In our recent sales training webinar, “How to Effectively Use Email as a Prospecting Tool,” we outlined some small changes that you can make to improve your results. You can watch the recording and download the slides here. Below is a quick summary of what we discussed.
Also, Read How to Make Cold Calling Prospects Easy
Understand Your Prospect
A good place for you to start when trying to improve your sales prospecting emails is to stop and try to understand the prospect that you are trying to reach.
Here are four assumptions that we feel confident about making:
- The prospect is likely extremely busy
- Prospects get a lot of emails from salespeople
- The prospect is likely not in “buying mode” when they receive your email
- Prospects delete many emails after reading very little of what the email says
You might think that you can add a fifth point, which is that prospects don’t respond to emails. That is actually a result of these other four points. We believe that if you can adjust your message and your sales prospecting email strategy so that it takes these four assumptions into consideration, you can improve how prospects engage with the emails that you send.
5 Tips for Your Sales Prospecting Emails
Here are 5 tips that we think will help you to see an immediate improvement in your cold emails.
1. Use Brevity
Be as brief as possible in your cold emails. This can help you minimize prospects’ instant, sometimes unread, deletion of your emails.

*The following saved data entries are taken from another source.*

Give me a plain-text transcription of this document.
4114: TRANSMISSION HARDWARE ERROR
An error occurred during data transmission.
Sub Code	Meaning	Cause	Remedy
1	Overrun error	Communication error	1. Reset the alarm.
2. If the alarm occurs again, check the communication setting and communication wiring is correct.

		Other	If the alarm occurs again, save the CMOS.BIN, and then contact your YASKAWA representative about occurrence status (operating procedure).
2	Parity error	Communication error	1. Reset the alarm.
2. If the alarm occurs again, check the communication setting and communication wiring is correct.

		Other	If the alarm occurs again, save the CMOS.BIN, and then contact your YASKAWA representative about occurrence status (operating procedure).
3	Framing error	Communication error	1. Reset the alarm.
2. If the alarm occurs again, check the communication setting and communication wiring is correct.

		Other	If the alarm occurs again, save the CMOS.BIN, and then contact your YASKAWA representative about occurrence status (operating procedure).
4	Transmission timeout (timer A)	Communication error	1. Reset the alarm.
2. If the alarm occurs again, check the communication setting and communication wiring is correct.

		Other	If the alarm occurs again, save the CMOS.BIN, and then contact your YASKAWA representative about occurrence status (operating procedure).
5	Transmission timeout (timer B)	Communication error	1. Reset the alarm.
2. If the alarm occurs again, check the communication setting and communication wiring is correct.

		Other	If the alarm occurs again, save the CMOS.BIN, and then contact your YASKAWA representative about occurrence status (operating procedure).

2. Try to Avoid Sound Like a Salesperson
Since your prospects get a lot of emails from salespeople, we feel that you can improve your sales emails by minimizing how much you sound like a salesperson trying to sell something.
3. Focus on the Immediate Goal
If it is safe to assume that it is difficult to close deals over email in most situations, then maybe we should not write our emails so that we try to close the prospect of purchasing the product.
If we consider closing the sale to be the ultimate goal, then we could view closing the prospect at the next step in our sales process as the immediate goal. Focusing more on this goal can improve your sales emails.
4. Use a Multi-Touch Mindset
You may have been advised to use a multi-touch approach in the past and this involves trying to connect with the prospect on multiple occasions and also using different types of contact methods (phone, email, voicemail, direct mail, etc.).
When applying this to how you use email, plan on sending multiple emails to your prospect and having each message slightly different so that you can expose the prospect to more of the information that you want to send them. This may also increase the odds that one of the email messages ends up grabbing the prospect’s attention.
5. Educate the Prospect
Try to design your cold emails to educate the prospect about why they should meet with you.